Hay que agradecer a Schnabel y al director de fotografía Benoit Delhomme (responsable de las excelentes direcciones fotográficas de El olor de la papaya verde, El caso Winslow o Los hombres libres de Jones) las texturas ásperas de ropas, zapatos, suelos, paredes y maderas de las habitaciones o, en otro registro, de los trigales, los girasoles y los árboles. Incluso el sol y el viento entre las hojas adquieren una cualidad táctil. En esto encuentra la película su verdad visual con relación al universo de Van Gogh. Cuando lo filma pintando hay una correspondencia entre estas texturas y las de los lienzos y los gruesos trazos sobre ellos. Hay que agradecerle también que escogiera para coescribir el guion a Jean Claude Carrière, cómplice de Luis Buñuel durante más de una década.

Y sobre todo hay que agradecerle que eligiera a su viejo amigo y grandísimo actor Willem Dafoe, que trabajó en la primera película de Schnabel hace 23 años, para que fuera -no para que lo interpretara: para que lo fuera- Van Gogh. El parecido físico extraordinario cuenta, pero no es lo más importante. Lo decisivo es su mirada y su gesto corporal, su entonación (en la versión original) y su aire a la vez de indefensión y decisión, de fragilidad y fortaleza; sobre todo su furiosa necesidad de pintar, tal vez lo más difícil de representarse a través de la interpretación.

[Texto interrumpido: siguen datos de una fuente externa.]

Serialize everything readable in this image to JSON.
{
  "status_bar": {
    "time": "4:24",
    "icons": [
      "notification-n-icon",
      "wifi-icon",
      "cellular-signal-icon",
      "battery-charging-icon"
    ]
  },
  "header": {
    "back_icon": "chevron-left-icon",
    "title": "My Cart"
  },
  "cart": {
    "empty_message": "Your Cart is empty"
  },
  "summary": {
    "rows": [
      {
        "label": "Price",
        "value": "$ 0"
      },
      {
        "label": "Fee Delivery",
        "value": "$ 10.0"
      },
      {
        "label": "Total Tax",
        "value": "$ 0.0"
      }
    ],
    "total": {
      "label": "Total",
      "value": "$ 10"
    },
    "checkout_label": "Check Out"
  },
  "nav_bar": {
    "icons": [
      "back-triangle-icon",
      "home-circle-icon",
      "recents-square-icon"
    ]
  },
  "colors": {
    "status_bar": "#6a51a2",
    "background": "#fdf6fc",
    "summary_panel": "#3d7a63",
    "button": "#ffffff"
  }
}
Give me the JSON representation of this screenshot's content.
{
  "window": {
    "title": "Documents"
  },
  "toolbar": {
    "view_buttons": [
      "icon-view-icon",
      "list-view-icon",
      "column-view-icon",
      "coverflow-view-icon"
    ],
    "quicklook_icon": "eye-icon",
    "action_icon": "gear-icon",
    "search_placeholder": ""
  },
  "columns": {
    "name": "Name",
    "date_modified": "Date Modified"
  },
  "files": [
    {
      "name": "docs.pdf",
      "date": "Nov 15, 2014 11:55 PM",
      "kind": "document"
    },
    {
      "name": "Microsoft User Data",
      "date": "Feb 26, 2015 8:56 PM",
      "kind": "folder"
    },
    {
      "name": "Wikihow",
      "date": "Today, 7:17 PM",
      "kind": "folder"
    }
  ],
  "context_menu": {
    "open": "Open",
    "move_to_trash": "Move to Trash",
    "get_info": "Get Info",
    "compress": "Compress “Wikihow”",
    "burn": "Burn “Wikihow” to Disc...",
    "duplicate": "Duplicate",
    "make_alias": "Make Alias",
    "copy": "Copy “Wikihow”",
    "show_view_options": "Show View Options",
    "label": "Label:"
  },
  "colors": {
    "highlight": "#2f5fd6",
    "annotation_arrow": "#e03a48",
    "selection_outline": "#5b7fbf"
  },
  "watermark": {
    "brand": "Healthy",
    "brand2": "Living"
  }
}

Dafoe lo logra -el Oscar al que estuvo nominado debió ser suyo- y Schnabel le crea un muy buen marco con sus potentes y agitados, pero no retóricos, planos discontinuos; y con los soberbios monólogos frente a una cámara atentamente estática. Rupert Friend hace una conmovedora interpretación de su hermano Theo. Menos convincente está Oscar Isaac como Gauguin. Muy bien en sus breves papeles Niels Arestrup como su compañero en el manicomio y Mads Mikkelsen como el sacerdote con el que comparte una intensa escena.

Schnabel y Dafoe tratan la enfermedad mental del pintor con contención, sin vincularla como causa con su pintura (se agradece el pudor con que no se muestra el famoso episodio de la oreja: lo narra sobre negro una voz en off). Se profundiza en el gesto pictórico y la personalidad de Van Gogh, en su búsqueda -estupendo el breve fragmento en que se mide con Hals, Goya, Velázquez o Delacroix- tan llena de dolor, sufrimiento y éxtasis. Este no es el loco del pelo rojo, dicho sea con todo respeto a Minnelli, Douglas y Rózsa. Deberían llevar a los alumnos de bachillerato a verla.